Alternative splicing patterns

Alternative splicing joins different pieces of the mRNA together to make different mRNAs from the same gene. There are many ways in which this can happen to generate functionally distinct mRNAs and proteins.

Use of cassette alternative exons

The most common type of alternative splicing events (around one third) involves cassette type alternative exons. In this case an exon is either included or excluded from the mRNA. Splicing of a cassette exon can result in the complete inclusion or loss of a specific functional protein domain.

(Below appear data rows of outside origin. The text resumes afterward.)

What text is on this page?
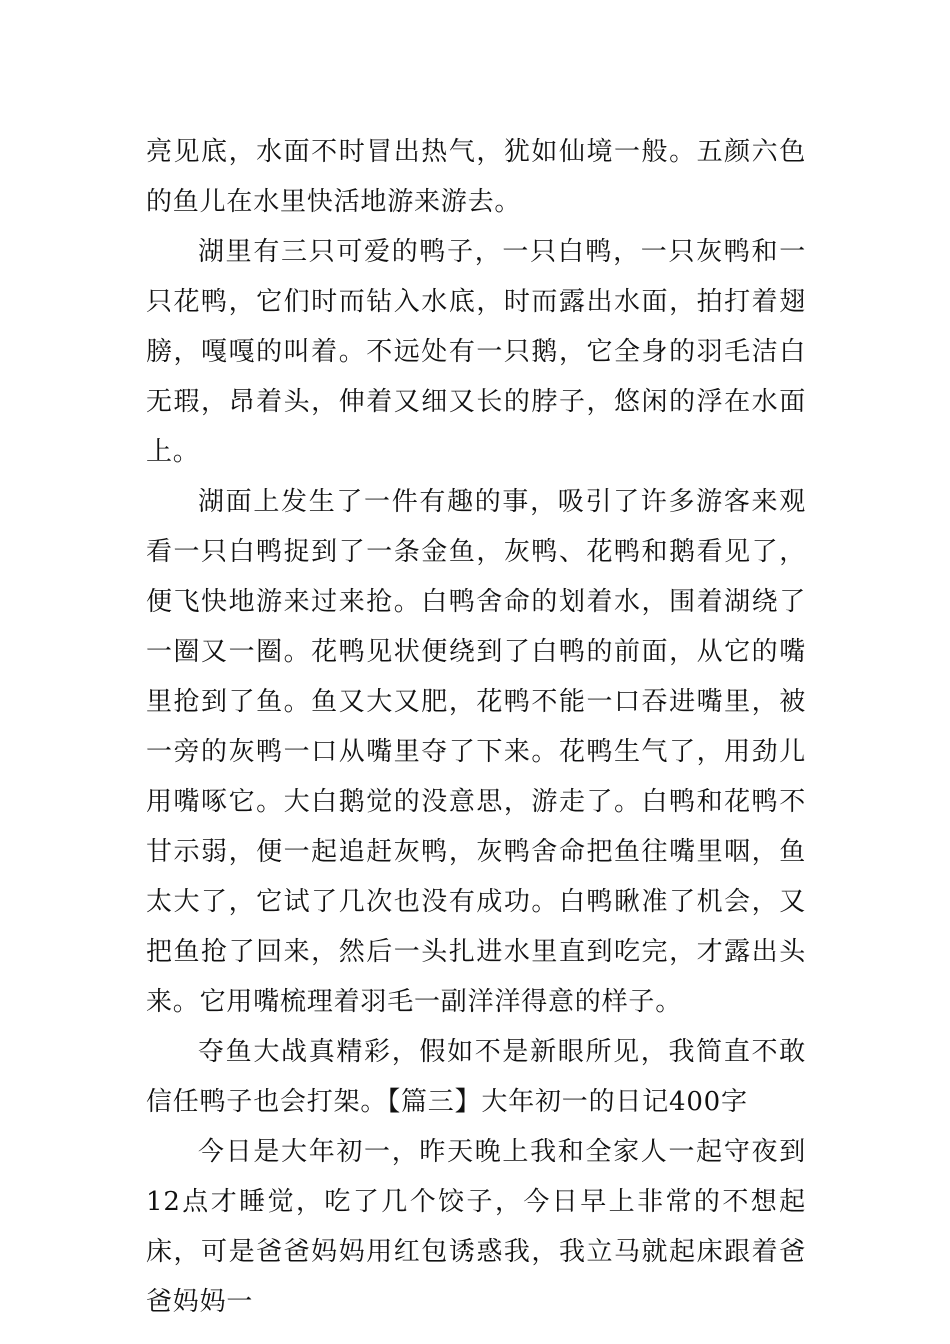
亮见底，水面不时冒出热气，犹如仙境一般。五颜六色的鱼儿在水里快活地游来游去。

湖里有三只可爱的鸭子，一只白鸭，一只灰鸭和一只花鸭，它们时而钻入水底，时而露出水面，拍打着翅膀，嘎嘎的叫着。不远处有一只鹅，它全身的羽毛洁白无瑕，昂着头，伸着又细又长的脖子，悠闲的浮在水面上。

湖面上发生了一件有趣的事，吸引了许多游客来观看一只白鸭捉到了一条金鱼，灰鸭、花鸭和鹅看见了，便飞快地游来过来抢。白鸭舍命的划着水，围着湖绕了一圈又一圈。花鸭见状便绕到了白鸭的前面，从它的嘴里抢到了鱼。鱼又大又肥，花鸭不能一口吞进嘴里，被一旁的灰鸭一口从嘴里夺了下来。花鸭生气了，用劲儿用嘴啄它。大白鹅觉的没意思，游走了。白鸭和花鸭不甘示弱，便一起追赶灰鸭，灰鸭舍命把鱼往嘴里咽，鱼太大了，它试了几次也没有成功。白鸭瞅准了机会，又把鱼抢了回来，然后一头扎进水里直到吃完，才露出头来。它用嘴梳理着羽毛一副洋洋得意的样子。

夺鱼大战真精彩，假如不是新眼所见，我简直不敢信任鸭子也会打架。【篇三】大年初一的日记400字

今日是大年初一，昨天晚上我和全家人一起守夜到12点才睡觉，吃了几个饺子，今日早上非常的不想起床，可是爸爸妈妈用红包诱惑我，我立马就起床跟着爸爸妈妈一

Use of alternative splice sites

In this case alternative 5’- or 3’- splice sites in exon or introns sequences are chosen leading to the inclusion or exclusion of a part of an exon or intron. The use of an alternative splice site can lead to subtle changes in the protein activity and therefore to a fine tuning of the protein function.

Intron retention

This is when an intron is not removed from the mRNA. This can lead to the incorporation of a protein sequence or a change in the reading frame.

Mutual exclusion of exons

In this splicing event, either one or other of two exons is included in the final mRNA – both mutually exclusive exons are not found together in the mRNA.

Alternative promoters and polyA sites

In addition to the above, the complexity of the mRNAs from a single gene can be increased by use of alternative promoters for transcription or polyA sites.
Diagram showing different types of splicing events

Different variants of alternative splicing events in higher eukaryotes

The different alternative splicing events described above can occur anywhere in the pre-mRNA.

How is everything controlled? - regulation of alternative splicing

In alternative splicing different exons of one transcript are combined in various ways. This process depends on sequences within the mRNA and on protein factors that recognise these sequences and promote or inhibit specific splicing combinations. The sequences are called splicing enhancers and silencers and can be located in exons as well as in introns. The splicing pattern depends on which factors recognised the sequences and thereby influence the selection of splice sites.

Changes in the levels of activity of these factors will change their interaction with the sequence signals and thus alter the pattern of splicing. In particular, different tissues (for example,  brain, muscle) produce proteins found only in those tissues, which alter splicing patterns of sets of genes in those tissues. So the same gene can be spliced differently in different tissues dependent on the pattern of regulatory proteins produced in these cells. The same principle is used in different developmental stages of organisms, also providing a different pattern of regulatory factors which control splicing.

Therefore, alternative splicing is controlled by a complex network of regulatory proteins and sequences on the pre-mRNA.